Thanks! Glad you like it Trying to make this a swiss army knife for PID information.
This is amazing and really useful to me. Great job.

However, I can’t use it in a production business environment for the same reasons other users mentioned earlier. A Debian or RPM package would be fantastic.

Thank you, glad you liked it. Since this is the first release, I intentionally kept it simple. Now that the tool is gaining some traction, I can definitely plan proper packages for future releases. Thanks for your inputs.
seems handy but mostly the ppid is outputted as the reason for starting. its 'who dun it', not really _why_ it was started. (service file, autorun, execve etc.)

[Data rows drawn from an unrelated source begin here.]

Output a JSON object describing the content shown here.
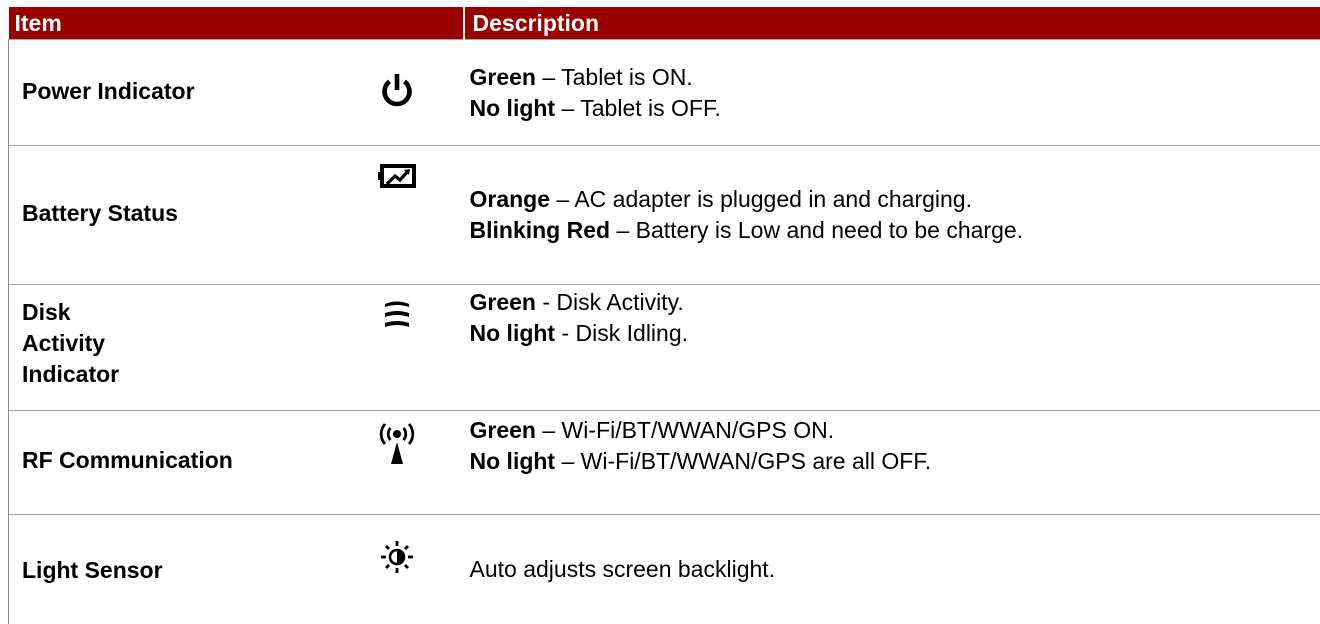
{
  "table": {
    "headers": {
      "item": "Item",
      "description": "Description"
    },
    "rows": [
      {
        "item": "Power Indicator",
        "icon": "power-icon",
        "lines": [
          {
            "label": "Green",
            "text": " – Tablet is ON."
          },
          {
            "label": "No light",
            "text": " – Tablet is OFF."
          }
        ]
      },
      {
        "item": "Battery Status",
        "icon": "battery-charging-icon",
        "lines": [
          {
            "label": "Orange",
            "text": " – AC adapter is plugged in and charging."
          },
          {
            "label": "Blinking Red",
            "text": " – Battery is Low and need to be charge."
          }
        ]
      },
      {
        "item_lines": [
          "Disk",
          "Activity",
          "Indicator"
        ],
        "icon": "disk-stack-icon",
        "lines": [
          {
            "label": "Green",
            "text": " - Disk Activity."
          },
          {
            "label": "No light",
            "text": " - Disk Idling."
          }
        ]
      },
      {
        "item": "RF Communication",
        "icon": "rf-antenna-icon",
        "lines": [
          {
            "label": "Green",
            "text": " – Wi-Fi/BT/WWAN/GPS ON."
          },
          {
            "label": "No light",
            "text": " – Wi-Fi/BT/WWAN/GPS are all OFF."
          }
        ]
      },
      {
        "item": "Light Sensor",
        "icon": "light-sensor-icon",
        "lines": [
          {
            "text": "Auto adjusts screen backlight."
          }
        ]
      }
    ]
  },
  "colors": {
    "header_bg": "#990000",
    "header_text": "#ffffff",
    "row_border": "#a6a6a6"
  }
}
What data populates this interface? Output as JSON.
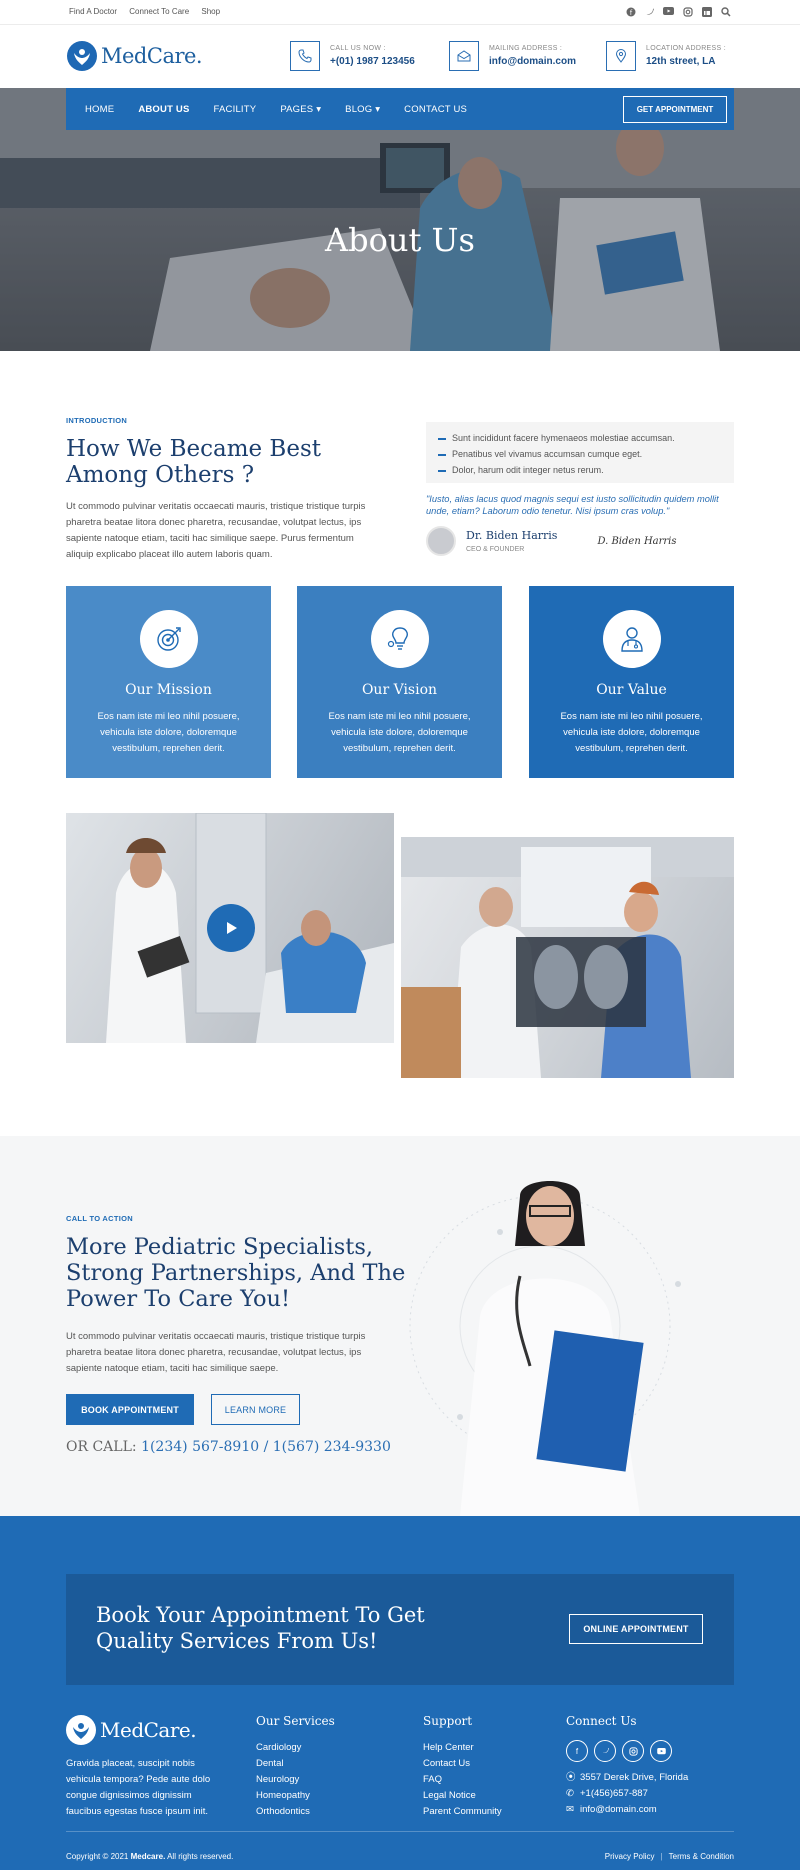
{
  "topbar": {
    "links": [
      "Find A Doctor",
      "Connect To Care",
      "Shop"
    ],
    "social_icons": [
      "facebook-icon",
      "twitter-icon",
      "youtube-icon",
      "instagram-icon",
      "linkedin-icon",
      "search-icon"
    ]
  },
  "header": {
    "logo": "MedCare.",
    "info": [
      {
        "label": "CALL US NOW :",
        "value": "+(01) 1987 123456",
        "icon": "phone-icon"
      },
      {
        "label": "MAILING ADDRESS :",
        "value": "info@domain.com",
        "icon": "mail-icon"
      },
      {
        "label": "LOCATION ADDRESS :",
        "value": "12th street, LA",
        "icon": "location-icon"
      }
    ]
  },
  "nav": {
    "items": [
      "HOME",
      "ABOUT US",
      "FACILITY",
      "PAGES",
      "BLOG",
      "CONTACT US"
    ],
    "active": "ABOUT US",
    "cta": "GET APPOINTMENT"
  },
  "hero": {
    "title": "About Us"
  },
  "intro": {
    "tag": "INTRODUCTION",
    "heading_line1": "How We Became Best",
    "heading_line2": "Among Others ?",
    "body": "Ut commodo pulvinar veritatis occaecati mauris, tristique tristique turpis pharetra beatae litora donec pharetra, recusandae, volutpat lectus, ips sapiente natoque etiam, taciti hac similique saepe. Purus fermentum aliquip explicabo placeat illo autem laboris quam.",
    "list": [
      "Sunt incididunt facere hymenaeos molestiae accumsan.",
      "Penatibus vel vivamus accumsan cumque eget.",
      "Dolor, harum odit integer netus rerum."
    ],
    "quote": "\"Iusto, alias lacus quod magnis sequi est iusto sollicitudin quidem mollit unde, etiam? Laborum odio tenetur. Nisi ipsum cras volup.\"",
    "author_name": "Dr. Biden Harris",
    "author_title": "CEO & FOUNDER",
    "signature": "D. Biden Harris"
  },
  "cards": [
    {
      "title": "Our Mission",
      "text": "Eos nam iste mi leo nihil posuere, vehicula iste dolore, doloremque vestibulum, reprehen derit.",
      "icon": "target-icon",
      "color": "#4a8bc8"
    },
    {
      "title": "Our Vision",
      "text": "Eos nam iste mi leo nihil posuere, vehicula iste dolore, doloremque vestibulum, reprehen derit.",
      "icon": "lightbulb-icon",
      "color": "#3b7fc0"
    },
    {
      "title": "Our Value",
      "text": "Eos nam iste mi leo nihil posuere, vehicula iste dolore, doloremque vestibulum, reprehen derit.",
      "icon": "doctor-icon",
      "color": "#1f6bb5"
    }
  ],
  "cta": {
    "tag": "CALL TO ACTION",
    "heading_line1": "More Pediatric Specialists,",
    "heading_line2": "Strong Partnerships, And The",
    "heading_line3": "Power To Care You!",
    "body": "Ut commodo pulvinar veritatis occaecati mauris, tristique tristique turpis pharetra beatae litora donec pharetra, recusandae, volutpat lectus, ips sapiente natoque etiam, taciti hac similique saepe.",
    "book": "BOOK APPOINTMENT",
    "learn": "LEARN MORE",
    "call_label": "OR CALL:",
    "phones": "1(234) 567-8910 / 1(567) 234-9330"
  },
  "banner": {
    "line1": "Book Your Appointment To Get",
    "line2": "Quality Services From Us!",
    "button": "ONLINE APPOINTMENT"
  },
  "footer": {
    "logo": "MedCare.",
    "about": "Gravida placeat, suscipit nobis vehicula tempora? Pede aute dolo congue dignissimos dignissim faucibus egestas fusce ipsum init.",
    "services_title": "Our Services",
    "services": [
      "Cardiology",
      "Dental",
      "Neurology",
      "Homeopathy",
      "Orthodontics"
    ],
    "support_title": "Support",
    "support": [
      "Help Center",
      "Contact Us",
      "FAQ",
      "Legal Notice",
      "Parent Community"
    ],
    "connect_title": "Connect Us",
    "connect_icons": [
      "facebook-icon",
      "twitter-icon",
      "instagram-icon",
      "youtube-icon"
    ],
    "address": "3557 Derek Drive, Florida",
    "phone": "+1(456)657-887",
    "email": "info@domain.com",
    "copyright_pre": "Copyright © 2021",
    "copyright_brand": "Medcare.",
    "copyright_post": "All rights reserved.",
    "privacy": "Privacy Policy",
    "terms": "Terms & Condition"
  }
}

i see you support multiple output format including json thats nice. id recommend to assume automation (ssh script/commands) and make the default output really easily greppable , or json (jq) since itll be more appealing to parse (shouldnt reduce readability, for the default output it looks like just removing some linebreaks to make it parse more consistently. (maybe the lines are wrapped tho? unclear from the img)

Very nice README, too.
This is great. One of those things that just formats and does all the little niggling things you have to do sometimes. I like that it is simple, and doesn't (thank god) need npm or some other package manager.

to quote the top comment: just show a screenshot of its results, if its useful its fine, being fast is just gravy.